AO Clinic Study Center, Platinum level
In April 2012, Geisinger Orthopaedic Institute received the certificate indicating that it is now an AO Clinical Study Center (AOCSC) site, and was awarded the Platinum status, which is the highest level of certification offered. Geisinger is the second site in the United States to receive this level of certification. Certification was granted after a two-day site survey where investigators determined Geisinger met rigorous investigator and institutional criteria.
"This certification will reflect our quality standards and abilities to participate in and manage clinical studies (not only with the AO but with industry as well)," says Dr. Suk. "AO Centers will be the destination of choice for implant testing, comparative research projects and innovations in biologic materials. It promises to open an important pipeline to sponsored research."
The AO Foundation is the largest and most respected organization dedicated to the study of orthopaedic trauma. Geisinger's Orthopaedic Institute will now be included in a database with a list of certified clinics which could best fit specific study needs.

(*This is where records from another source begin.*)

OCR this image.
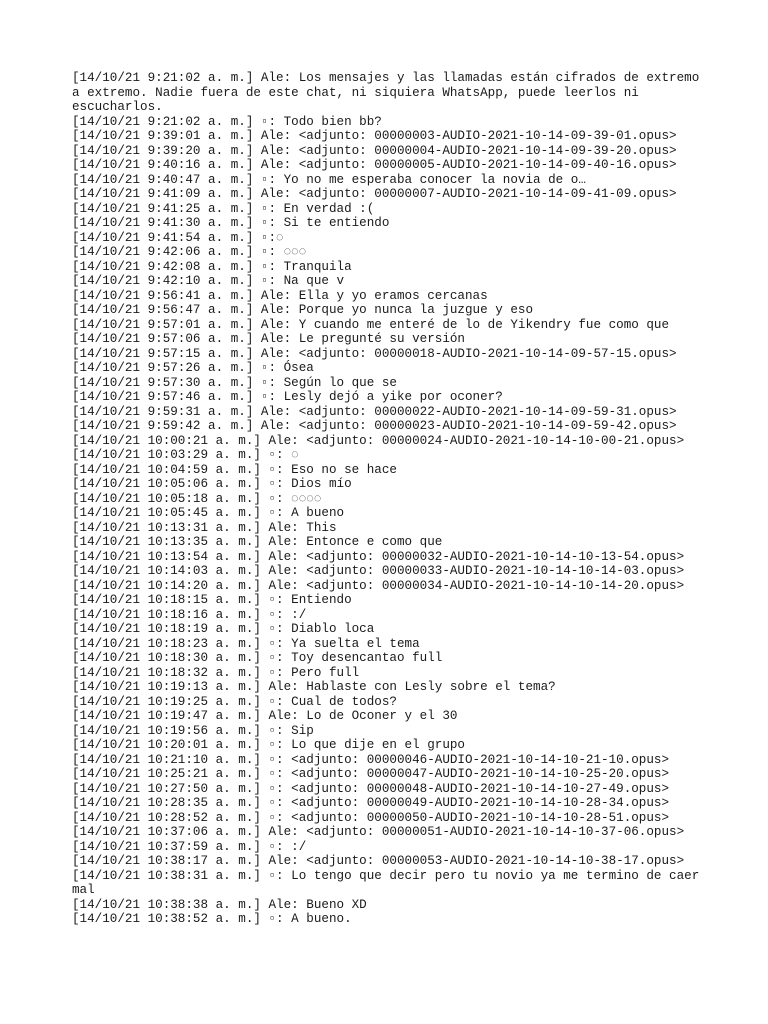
[14/10/21 9:21:02 a. m.] Ale: Los mensajes y las llamadas están cifrados de extremo a extremo. Nadie fuera de este chat, ni siquiera WhatsApp, puede leerlos ni escucharlos.
[14/10/21 9:21:02 a. m.] ▫: Todo bien bb?
[14/10/21 9:39:01 a. m.] Ale: <adjunto: 00000003-AUDIO-2021-10-14-09-39-01.opus>
[14/10/21 9:39:20 a. m.] Ale: <adjunto: 00000004-AUDIO-2021-10-14-09-39-20.opus>
[14/10/21 9:40:16 a. m.] Ale: <adjunto: 00000005-AUDIO-2021-10-14-09-40-16.opus>
[14/10/21 9:40:47 a. m.] ▫: Yo no me esperaba conocer la novia de o…
[14/10/21 9:41:09 a. m.] Ale: <adjunto: 00000007-AUDIO-2021-10-14-09-41-09.opus>
[14/10/21 9:41:25 a. m.] ▫: En verdad :(
[14/10/21 9:41:30 a. m.] ▫: Si te entiendo
[14/10/21 9:41:54 a. m.] ▫:◌
[14/10/21 9:42:06 a. m.] ▫: ◌◌◌
[14/10/21 9:42:08 a. m.] ▫: Tranquila
[14/10/21 9:42:10 a. m.] ▫: Na que v
[14/10/21 9:56:41 a. m.] Ale: Ella y yo eramos cercanas
[14/10/21 9:56:47 a. m.] Ale: Porque yo nunca la juzgue y eso
[14/10/21 9:57:01 a. m.] Ale: Y cuando me enteré de lo de Yikendry fue como que
[14/10/21 9:57:06 a. m.] Ale: Le pregunté su versión
[14/10/21 9:57:15 a. m.] Ale: <adjunto: 00000018-AUDIO-2021-10-14-09-57-15.opus>
[14/10/21 9:57:26 a. m.] ▫: Ósea
[14/10/21 9:57:30 a. m.] ▫: Según lo que se
[14/10/21 9:57:46 a. m.] ▫: Lesly dejó a yike por oconer?
[14/10/21 9:59:31 a. m.] Ale: <adjunto: 00000022-AUDIO-2021-10-14-09-59-31.opus>
[14/10/21 9:59:42 a. m.] Ale: <adjunto: 00000023-AUDIO-2021-10-14-09-59-42.opus>
[14/10/21 10:00:21 a. m.] Ale: <adjunto: 00000024-AUDIO-2021-10-14-10-00-21.opus>
[14/10/21 10:03:29 a. m.] ▫: ◌
[14/10/21 10:04:59 a. m.] ▫: Eso no se hace
[14/10/21 10:05:06 a. m.] ▫: Dios mío
[14/10/21 10:05:18 a. m.] ▫: ◌◌◌◌
[14/10/21 10:05:45 a. m.] ▫: A bueno
[14/10/21 10:13:31 a. m.] Ale: This
[14/10/21 10:13:35 a. m.] Ale: Entonce e como que
[14/10/21 10:13:54 a. m.] Ale: <adjunto: 00000032-AUDIO-2021-10-14-10-13-54.opus>
[14/10/21 10:14:03 a. m.] Ale: <adjunto: 00000033-AUDIO-2021-10-14-10-14-03.opus>
[14/10/21 10:14:20 a. m.] Ale: <adjunto: 00000034-AUDIO-2021-10-14-10-14-20.opus>
[14/10/21 10:18:15 a. m.] ▫: Entiendo
[14/10/21 10:18:16 a. m.] ▫: :/
[14/10/21 10:18:19 a. m.] ▫: Diablo loca
[14/10/21 10:18:23 a. m.] ▫: Ya suelta el tema
[14/10/21 10:18:30 a. m.] ▫: Toy desencantao full
[14/10/21 10:18:32 a. m.] ▫: Pero full
[14/10/21 10:19:13 a. m.] Ale: Hablaste con Lesly sobre el tema?
[14/10/21 10:19:25 a. m.] ▫: Cual de todos?
[14/10/21 10:19:47 a. m.] Ale: Lo de Oconer y el 30
[14/10/21 10:19:56 a. m.] ▫: Sip
[14/10/21 10:20:01 a. m.] ▫: Lo que dije en el grupo
[14/10/21 10:21:10 a. m.] ▫: <adjunto: 00000046-AUDIO-2021-10-14-10-21-10.opus>
[14/10/21 10:25:21 a. m.] ▫: <adjunto: 00000047-AUDIO-2021-10-14-10-25-20.opus>
[14/10/21 10:27:50 a. m.] ▫: <adjunto: 00000048-AUDIO-2021-10-14-10-27-49.opus>
[14/10/21 10:28:35 a. m.] ▫: <adjunto: 00000049-AUDIO-2021-10-14-10-28-34.opus>
[14/10/21 10:28:52 a. m.] ▫: <adjunto: 00000050-AUDIO-2021-10-14-10-28-51.opus>
[14/10/21 10:37:06 a. m.] Ale: <adjunto: 00000051-AUDIO-2021-10-14-10-37-06.opus>
[14/10/21 10:37:59 a. m.] ▫: :/
[14/10/21 10:38:17 a. m.] Ale: <adjunto: 00000053-AUDIO-2021-10-14-10-38-17.opus>
[14/10/21 10:38:31 a. m.] ▫: Lo tengo que decir pero tu novio ya me termino de caer mal
[14/10/21 10:38:38 a. m.] Ale: Bueno XD
[14/10/21 10:38:52 a. m.] ▫: A bueno.
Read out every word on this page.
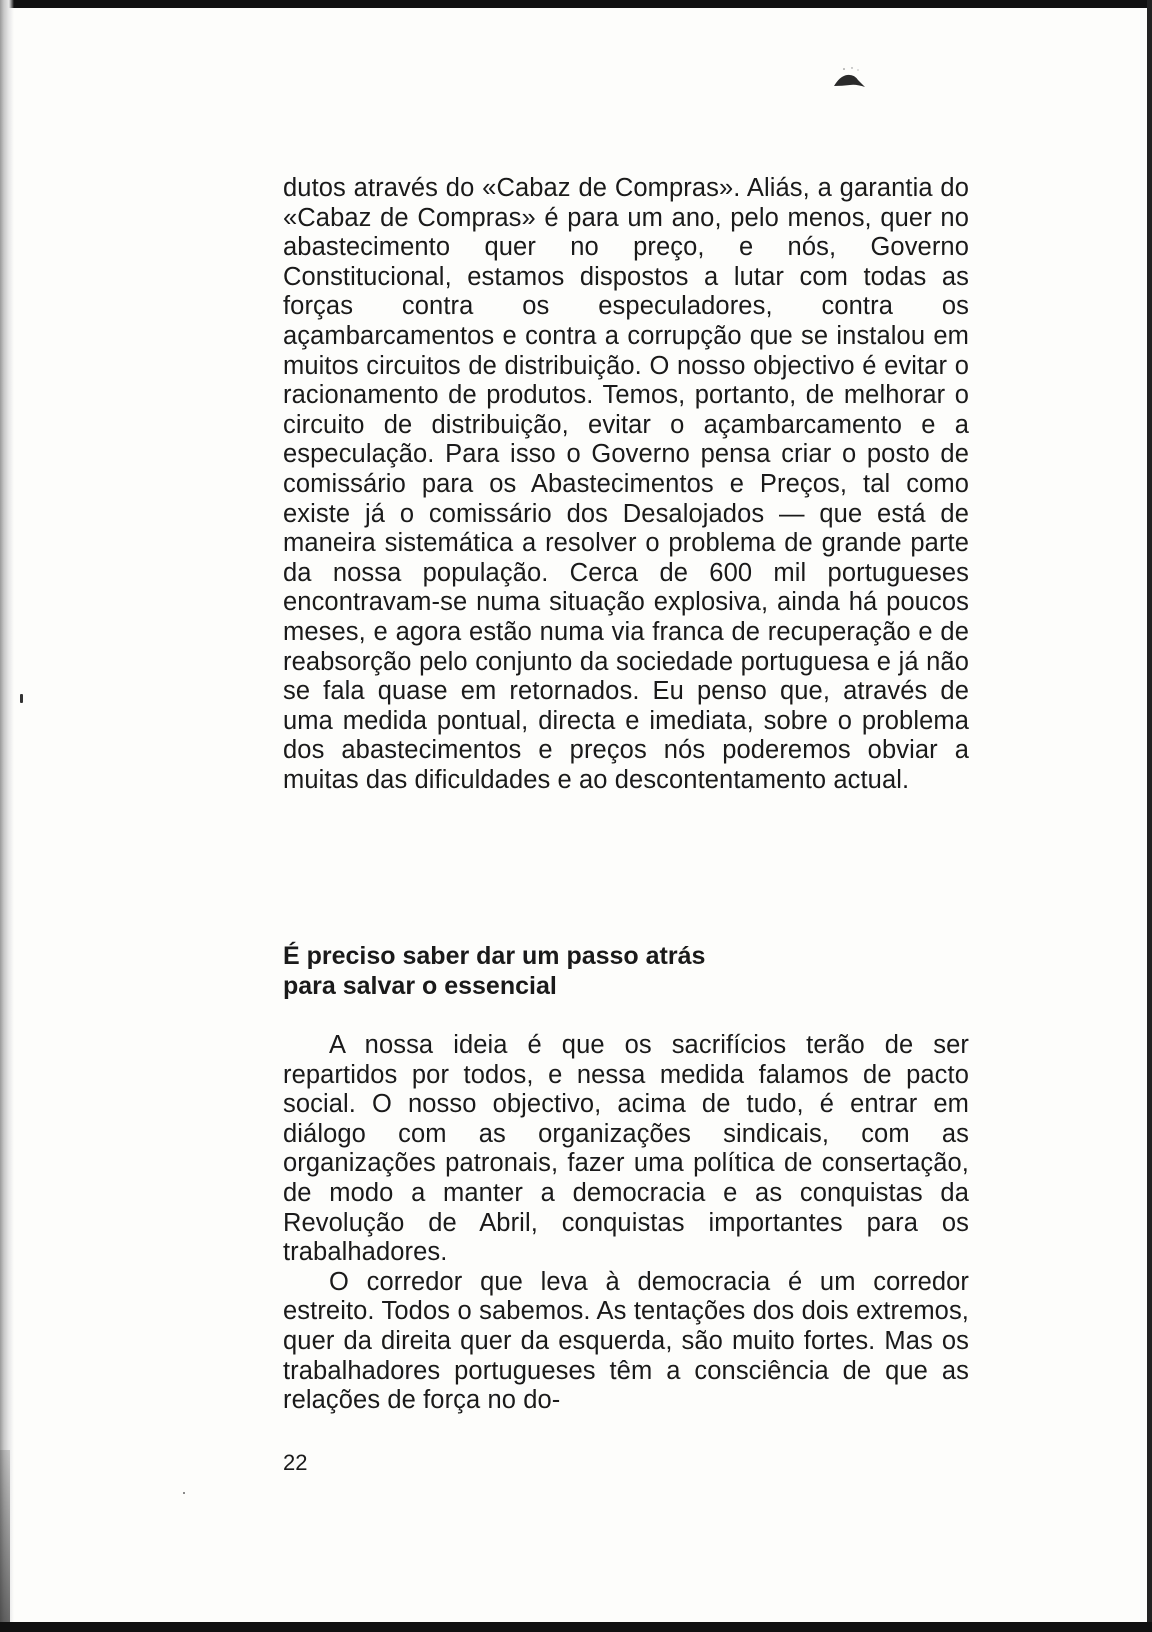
dutos através do «Cabaz de Compras». Aliás, a garantia do «Cabaz de Compras» é para um ano, pelo menos, quer no abastecimento quer no preço, e nós, Governo Constitucional, estamos dispostos a lutar com todas as forças contra os especuladores, contra os açambarcamentos e contra a corrupção que se instalou em muitos circuitos de distribuição. O nosso objectivo é evitar o racionamento de produtos. Temos, portanto, de melhorar o circuito de distribuição, evitar o açambarcamento e a especulação. Para isso o Governo pensa criar o posto de comissário para os Abastecimentos e Preços, tal como existe já o comissário dos Desalojados — que está de maneira sistemática a resolver o problema de grande parte da nossa população. Cerca de 600 mil portugueses encontravam-se numa situação explosiva, ainda há poucos meses, e agora estão numa via franca de recuperação e de reabsorção pelo conjunto da sociedade portuguesa e já não se fala quase em retornados. Eu penso que, através de uma medida pontual, directa e imediata, sobre o problema dos abastecimentos e preços nós poderemos obviar a muitas das dificuldades e ao descontentamento actual.

É preciso saber dar um passo atrás
para salvar o essencial

A nossa ideia é que os sacrifícios terão de ser repartidos por todos, e nessa medida falamos de pacto social. O nosso objectivo, acima de tudo, é entrar em diálogo com as organizações sindicais, com as organizações patronais, fazer uma política de consertação, de modo a manter a democracia e as conquistas da Revolução de Abril, conquistas importantes para os trabalhadores.

O corredor que leva à democracia é um corredor estreito. Todos o sabemos. As tentações dos dois extremos, quer da direita quer da esquerda, são muito fortes. Mas os trabalhadores portugueses têm a consciência de que as relações de força no do-

22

Major Extremity Trauma Research Consortium
Geisinger Orthopaedic Institute was approved as a Major Extremity Trauma Research Consortium (METRC) satellite clinical site in July 2012, and hopes to soon be enrolling in two METRC clinical studies: the Antibacterial Plate Sleeves (APS) study and the OUTLET study.
METRC was established in 2009 with funding from the Department of Defense (DOD). METRC consists of clinical centers and one data-coordinating center that work together with the DOD conduct multicenter clinical research studies associated to the treatment and outcomes of orthopaedic trauma sustained in the military. The overall goal of the consortium is to produce the evidence needed to establish treatment guidelines for the optimal care and outcomes of the service members and civilians who sustain high-energy trauma to the extremities.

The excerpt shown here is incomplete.